I need some guidance with the following proof:
Let V be a finite dimensional vector space, and V* its dual.
Let C = $(f1, ... , fn)\subset{V*}$ be a basis for V*.
Let $w\in{V*}$.
Prove that there exists $B\subset{V}$ such that C is dual for B.
Here's what I have so far:
Since C is a basis, then its elements are linearly independent and are not zeroes.
But I can't figure out the use of "w", as well as how to continue proving this.
Thanks in advance for your help!
On
Define $i_V \colon V \to V^{**}$ as follows: For $w \in V^*$, $v \in V$ let $$ i_V(v)(w) = w(v) $$ that is $i_V(v)$ is "evaluation at $v$". Then $i_V$ is linear and one-to-one: If $v \ne 0$, extend $v$ to a basis $B$ of $V$ and define $w \in V^*$ by $w(v) = 1$, $w(b) = 0$, $b \in B \setminus \{v\}$. Then $$ i_V(v)(w) = w(v) = 1 $$ hence $i_V(v) \ne 0$. So $i_V$ is one-to-one.
As $V$ is finite-dimensional, $\dim V^{**} = \dim V$, so $i_V$ is an isomorphism.

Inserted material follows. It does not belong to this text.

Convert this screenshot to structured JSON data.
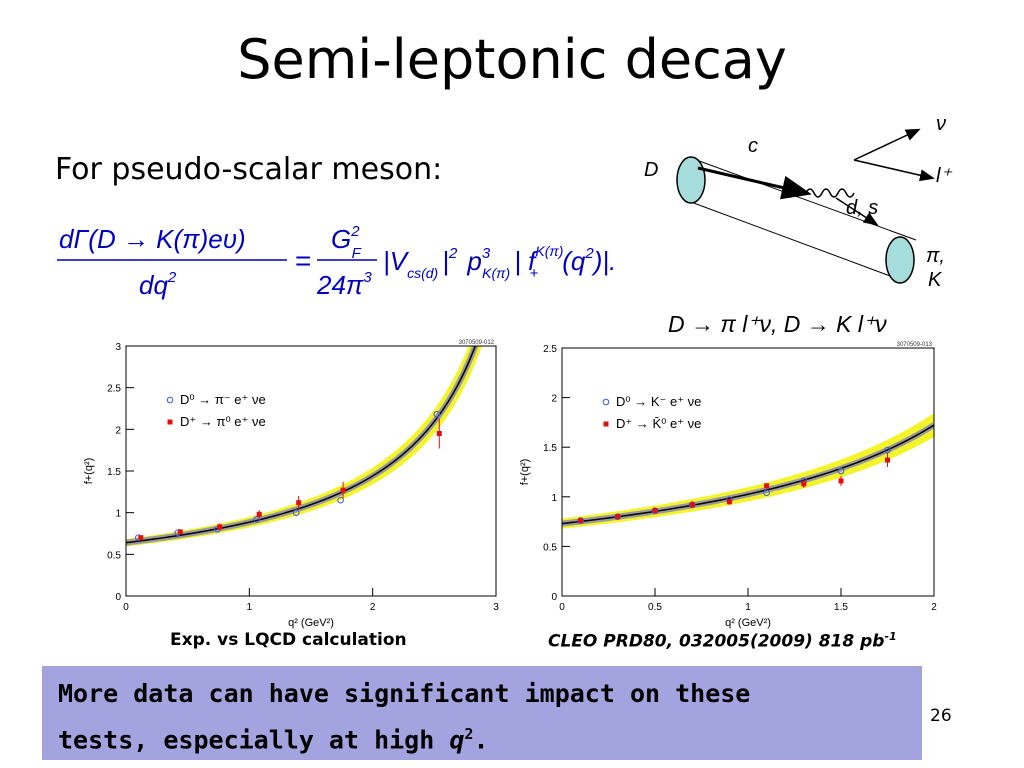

Now let $C^*$ be the dual basis of $C$ in $V^{**}$, that is with $C^* =(f_1^*, \ldots, f_n^*)$ we have $$ f_i^*(f_j) = \delta_{ij}, \qquad 1 \le i,j \le n $$ Define $B := i_V^{-1}[C]$. Then, as $i_V$ is an isomorphism, $B$ is a basis of $V$ and with $B = (v_1, \ldots, v_n)$ we have $$ f_j(v_i) = i_V(v_i)(f_j) = f_i^*(f_j) = \delta_{ij}$$
The dual basis $f_1^*, \dotsc, f_n^*$ in $V^{**}$ of $C=\{f_1, \dotsc, f_n \}$ gives rise to a basis $B$ of $V$ via the canonical isomorphism $j:V \to V^{**}$. The dual of $B$ is $C$.
Proof: We compute:
$$\delta_{ab}=f_a^*(f_b)=j(j^{-1}(f_a^*))(f_b)=f_b(j^{-1}(f_a^*)),$$
hence the elements $f_1, \dotsc, f_n$ form a dual basis of the basis $j^{-1}(f_1^*), \dotsc, j^{-1}(f_n^*)$.